The creativity of using VR has not reached its peak. It will take time to understand best practices and to improvise, Mayer said. 

“When television came online, the advertisements were essentially stand up radio reads,” he said. With color TV, “it took a long time to really figure out how you take advantage of the medium to be able to communicate more effectively. When we first all moved to the web, a lot of it was taking what we’d done in print and pushing it out to a digital platform.” 

The VR/AR adds to what Suffolk has sought to do all along: understanding their clients. The feedback has been positive so far, Mayer said. 
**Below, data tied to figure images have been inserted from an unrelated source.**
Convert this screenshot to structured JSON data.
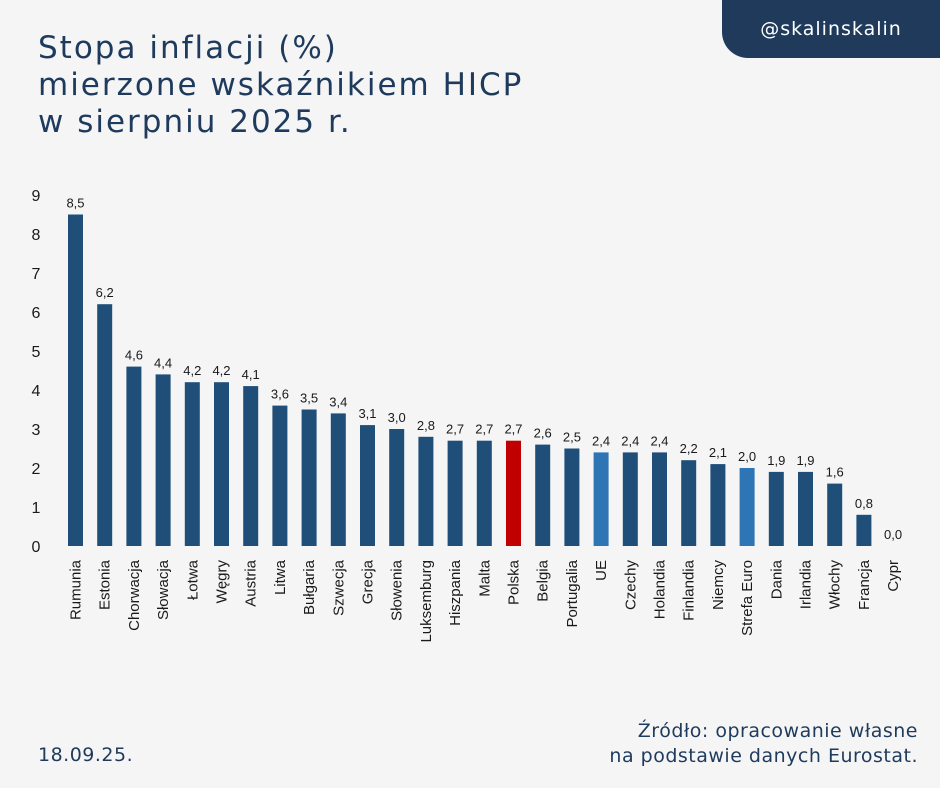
{
  "handle": "@skalinskalin",
  "title_lines": [
    "Stopa inflacji (%)",
    "mierzone wskaźnikiem HICP",
    "w sierpniu 2025 r."
  ],
  "footer": {
    "date": "18.09.25.",
    "source_lines": [
      "Źródło: opracowanie własne",
      "na podstawie danych Eurostat."
    ]
  },
  "colors": {
    "bar": "#1f4e79",
    "highlight_poland": "#c00000",
    "highlight_aggregate": "#2e75b6",
    "text": "#1e3a5c",
    "badge": "#1f3a5a"
  },
  "chart_data": {
    "type": "bar",
    "categories": [
      "Rumunia",
      "Estonia",
      "Chorwacja",
      "Słowacja",
      "Łotwa",
      "Węgry",
      "Austria",
      "Litwa",
      "Bułgaria",
      "Szwecja",
      "Grecja",
      "Słowenia",
      "Luksemburg",
      "Hiszpania",
      "Malta",
      "Polska",
      "Belgia",
      "Portugalia",
      "UE",
      "Czechy",
      "Holandia",
      "Finlandia",
      "Niemcy",
      "Strefa Euro",
      "Dania",
      "Irlandia",
      "Włochy",
      "Francja",
      "Cypr"
    ],
    "values": [
      8.5,
      6.2,
      4.6,
      4.4,
      4.2,
      4.2,
      4.1,
      3.6,
      3.5,
      3.4,
      3.1,
      3.0,
      2.8,
      2.7,
      2.7,
      2.7,
      2.6,
      2.5,
      2.4,
      2.4,
      2.4,
      2.2,
      2.1,
      2.0,
      1.9,
      1.9,
      1.6,
      0.8,
      0.0
    ],
    "value_labels": [
      "8,5",
      "6,2",
      "4,6",
      "4,4",
      "4,2",
      "4,2",
      "4,1",
      "3,6",
      "3,5",
      "3,4",
      "3,1",
      "3,0",
      "2,8",
      "2,7",
      "2,7",
      "2,7",
      "2,6",
      "2,5",
      "2,4",
      "2,4",
      "2,4",
      "2,2",
      "2,1",
      "2,0",
      "1,9",
      "1,9",
      "1,6",
      "0,8",
      "0,0"
    ],
    "highlight": {
      "Polska": "highlight_poland",
      "UE": "highlight_aggregate",
      "Strefa Euro": "highlight_aggregate"
    },
    "ylim": [
      0,
      9
    ],
    "yticks": [
      0,
      1,
      2,
      3,
      4,
      5,
      6,
      7,
      8,
      9
    ],
    "title": "",
    "xlabel": "",
    "ylabel": "",
    "grid": false,
    "legend": "none"
  }
}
“One of the things that is surprising is how easy it is to engage and how the value that people start to see out of it,” he said.

A Gamer’s-Eye View of Real Estate 

Boston-based digital ad agency provides VR/AR experiences from gaming-type views to more practical needs, such as supplementing architectural drawings. 

“We definitely think it does add a decent excitement to what that overall project or experience might be,” said Paul Saraiva, executive producer at Inphantry. “It definitely helps solidify the ‘wow’ factor for that client.”
The commercial real estate industry is taking to VR because it enables clients to virtually tour properties without leaving their homes or offices. But finding the right people to support the VR/AR division of a company can be difficult, Saraiva said. 

“That’s an ongoing challenge that we face and I’m sure most AR/VR studios do face especially in the Northeast,” he said. “That’s a challenge for 2018 and beyond.” 

Another priority is providing the tools to reach a broader audience, Associate Media Producer Trevor Metcalfe said. 

“The device that people are most comfortable with when it comes to VR/AR is a phone,” he said. “People are still developing VR or AR for mobile – that’s the most accessible, but who knows when that could flip?”